Jair Bolsonaro nega fim de estabilidade para servidores públicos

O presidente usou o Facebook para desmentir a informação de que acabaria com a estabilidade dos servidores.

O presidente Jair Bolsonaro afirmou que não está estudando proposta que prevê o fim de estabilidade para servidores públicos. A afirmação, foi publicada no Facebook do Presidente, em resposta a uma matéria publicada pelo jornal Correio Braziliense. De acordo com a matéria, a proposta de reforma administrativa a ser enviada ao Congresso Nacional previa tal medida. 

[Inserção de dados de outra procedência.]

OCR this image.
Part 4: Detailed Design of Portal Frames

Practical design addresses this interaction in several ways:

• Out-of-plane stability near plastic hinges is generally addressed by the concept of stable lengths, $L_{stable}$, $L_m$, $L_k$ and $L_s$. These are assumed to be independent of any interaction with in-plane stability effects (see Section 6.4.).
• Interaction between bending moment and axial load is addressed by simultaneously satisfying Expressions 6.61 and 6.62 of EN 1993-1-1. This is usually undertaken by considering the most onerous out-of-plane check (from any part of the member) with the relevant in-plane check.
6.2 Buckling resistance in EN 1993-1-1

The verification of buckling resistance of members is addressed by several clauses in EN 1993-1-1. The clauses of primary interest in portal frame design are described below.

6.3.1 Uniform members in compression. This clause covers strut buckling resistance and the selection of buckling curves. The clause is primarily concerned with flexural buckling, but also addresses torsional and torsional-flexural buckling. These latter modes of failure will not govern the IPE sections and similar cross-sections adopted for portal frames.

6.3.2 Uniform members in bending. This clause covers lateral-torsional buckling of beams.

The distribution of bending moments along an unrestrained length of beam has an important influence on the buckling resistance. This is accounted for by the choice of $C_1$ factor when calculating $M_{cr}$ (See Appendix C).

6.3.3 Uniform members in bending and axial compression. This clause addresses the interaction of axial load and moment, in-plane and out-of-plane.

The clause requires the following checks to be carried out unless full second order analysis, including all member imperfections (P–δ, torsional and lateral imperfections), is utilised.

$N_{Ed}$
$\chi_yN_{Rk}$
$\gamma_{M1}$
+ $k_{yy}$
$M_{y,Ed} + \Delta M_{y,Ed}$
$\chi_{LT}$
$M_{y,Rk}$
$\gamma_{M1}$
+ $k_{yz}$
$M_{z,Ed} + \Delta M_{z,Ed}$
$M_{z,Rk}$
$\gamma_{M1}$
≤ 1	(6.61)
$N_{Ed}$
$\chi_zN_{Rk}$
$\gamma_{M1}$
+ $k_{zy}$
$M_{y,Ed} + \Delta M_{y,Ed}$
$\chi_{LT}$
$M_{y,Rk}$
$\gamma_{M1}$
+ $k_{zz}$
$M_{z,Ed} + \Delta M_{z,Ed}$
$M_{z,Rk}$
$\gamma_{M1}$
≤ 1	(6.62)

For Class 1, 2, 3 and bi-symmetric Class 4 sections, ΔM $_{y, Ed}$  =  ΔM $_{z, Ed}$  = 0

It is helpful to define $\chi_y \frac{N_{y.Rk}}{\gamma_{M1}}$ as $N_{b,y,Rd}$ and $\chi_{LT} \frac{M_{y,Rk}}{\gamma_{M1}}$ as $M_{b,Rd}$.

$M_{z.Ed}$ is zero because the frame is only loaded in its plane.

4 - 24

Bolsonaro, no entanto, afirmou que nunca discutiu a medida com ninguém e que estão tentando colocá-lo contra os servidores. Veja a mensagem que o Presidente postou em sua rede social:

- Mais uma M-E-N-T-I-R-A da mídia.

- Nunca discuti esse assunto com quer que seja.

- Querem, a todo custo, agora me colocar contra os servidores.

- Correio Braziliense entra no "seleto" grupo da Folha de São Paulo.

Na última terça-feira (8), o Correio Braziliense publicou uma nova matéria, corrigindo o equívoco da publicação anterior. Na reportagem, o periódico comunica que o projeto da reforma administrativa ainda não recebeu a anuência do presidente. O porta-voz da República, Otávio Rêgo Barros, também se pronunciou sobre o assunto, dizendo que o presidente ainda não tem posição definida, mas que não cogita que os atuais funcionários tenham sua situação legal modificada.

Segundo o porta-voz, o regime a ser adotado para os novos servidores ainda passa por análise das equipes responsáveis. Só depois o Presidente tomará as decisões, em junto com o Congresso, que deve tomar a decisão final. 

Atualmente a Reforma Administrativa passa pelos últimos ajustes no Ministério da Economia e nos próximos dias deve ser encaminhada ao Congresso Nacional.

Funções de Estado continuam com a estabilidade do regime estatutário

Uma das propostas que o governo estuda é a possibilidade de contratar celetistas e temporários, por meio de concursos públicos. Porém, essas regras não se aplicariam a funções de Estado, ou seja, aqueles cargos ligados à Saúde, Educação, Segurança e Fiscalização. 

Em agosto, Paulo Uebel, secretário especial de Desburocratização do Ministério da Economia, explicou a proposta, afirmando que o governo não irá abrir mão dos concursos nos próximos anos. 

"Para algumas funções de Estado, com características fundamentais, continua estatutário. Algumas funções que têm características de sazonalidade, de demanda decrescente, [o governo] vai optar por um regime de contrato temporário. Projetos específicos, pode fazer por projeto, por mandato. Pode ter modelo de terceirização, pode ter celetista", explicou. 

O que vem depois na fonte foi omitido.